Morgen is het Prinsjesdag; de derde dinsdag van september. De dag van de absurde hoedjesparade en de troonrede die steevast slechts obligate teksten kent en al lang aan de pers gelekt is. Niemand weet waarom deze dag zo heet, maar vermoedelijk omdat koning Willem II halverwege de 19de eeuw altijd te paard naar het Binnenhof kwam om de troonrede voor te lezen. Hij nam zijn broer en zijn zonen (de prinsen van Oranje-Nassau) dan mee. Tegenwoordig gebruikt men de Glazen koets, omdat de Gouden koets een kleine restauratie van naar verwachting € 1,5 miljoen nodig heeft (hetgeen tot 2022 zal duren).

Tegelijkertijd is prinsje of prinsesje ook een eufemisme voor een verwend kind en hebben we jaarlijkse verkiezingen van Prins Carnaval in elk feest-minnend dorp onder de rivier.

De bloggers hebben een paar voorbeelden gekozen. Lees en luister je mee?

Keuze Henk Tijdink: Jaap Fischer – Sprookje (1962)

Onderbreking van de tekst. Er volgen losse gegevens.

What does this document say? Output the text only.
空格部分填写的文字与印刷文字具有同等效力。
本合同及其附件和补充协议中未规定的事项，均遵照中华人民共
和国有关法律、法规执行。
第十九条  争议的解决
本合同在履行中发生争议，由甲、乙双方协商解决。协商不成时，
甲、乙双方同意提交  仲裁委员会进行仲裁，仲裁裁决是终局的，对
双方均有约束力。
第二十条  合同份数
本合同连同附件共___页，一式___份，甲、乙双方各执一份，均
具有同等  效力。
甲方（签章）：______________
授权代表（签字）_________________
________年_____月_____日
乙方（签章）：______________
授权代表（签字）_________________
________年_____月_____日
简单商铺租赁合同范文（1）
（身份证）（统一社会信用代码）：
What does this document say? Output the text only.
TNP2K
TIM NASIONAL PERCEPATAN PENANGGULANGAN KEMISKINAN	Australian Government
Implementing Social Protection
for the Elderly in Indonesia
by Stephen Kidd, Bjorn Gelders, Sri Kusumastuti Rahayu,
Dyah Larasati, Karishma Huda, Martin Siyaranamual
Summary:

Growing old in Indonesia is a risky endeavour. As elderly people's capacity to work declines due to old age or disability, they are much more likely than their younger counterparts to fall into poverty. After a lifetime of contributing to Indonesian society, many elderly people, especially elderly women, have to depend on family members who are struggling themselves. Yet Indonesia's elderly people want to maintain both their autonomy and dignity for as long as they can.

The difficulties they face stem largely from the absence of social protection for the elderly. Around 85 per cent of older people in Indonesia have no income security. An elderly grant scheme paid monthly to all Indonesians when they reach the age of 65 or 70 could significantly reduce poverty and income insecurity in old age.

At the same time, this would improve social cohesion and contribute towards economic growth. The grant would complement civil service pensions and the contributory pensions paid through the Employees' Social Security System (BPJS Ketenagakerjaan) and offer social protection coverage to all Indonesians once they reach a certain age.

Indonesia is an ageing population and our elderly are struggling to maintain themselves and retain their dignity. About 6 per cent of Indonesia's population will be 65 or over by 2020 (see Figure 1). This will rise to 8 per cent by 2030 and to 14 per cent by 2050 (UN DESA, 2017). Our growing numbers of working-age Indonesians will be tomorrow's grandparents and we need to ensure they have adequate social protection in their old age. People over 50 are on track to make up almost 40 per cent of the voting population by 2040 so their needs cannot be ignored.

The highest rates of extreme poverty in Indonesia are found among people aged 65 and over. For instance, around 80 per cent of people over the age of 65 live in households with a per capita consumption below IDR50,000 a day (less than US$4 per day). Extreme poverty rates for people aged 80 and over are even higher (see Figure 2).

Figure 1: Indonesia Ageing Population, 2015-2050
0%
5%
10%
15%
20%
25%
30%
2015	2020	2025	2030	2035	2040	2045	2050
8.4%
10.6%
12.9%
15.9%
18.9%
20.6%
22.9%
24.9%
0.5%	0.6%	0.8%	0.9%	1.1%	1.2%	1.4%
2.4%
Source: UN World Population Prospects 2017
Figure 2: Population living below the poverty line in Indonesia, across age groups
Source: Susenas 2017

Mijn waardevolle geschiedenislessen

Geschiedenis was nooit mijn favoriete vak op de middelbare school. Als tiener zag ik de relevantie niet zo van alle zaken die in het geleden gebeurd waren. Het was wel interessant om te horen over de levenswijze van de Kaninefaten. Of over de strijd tussen de Britten en de Afrikanen in de Boerenoorlog. Maar het lukte me eenvoudigweg niet om de feiten in mijn hoofd te krijgen. Bijkomend probleem was logischerwijs ook dat ik ze ook niet uit mijn hoofd kreeg op het daartoe geëigende examen. Zodra het kon heb ik geschiedenis dan ook laten vallen.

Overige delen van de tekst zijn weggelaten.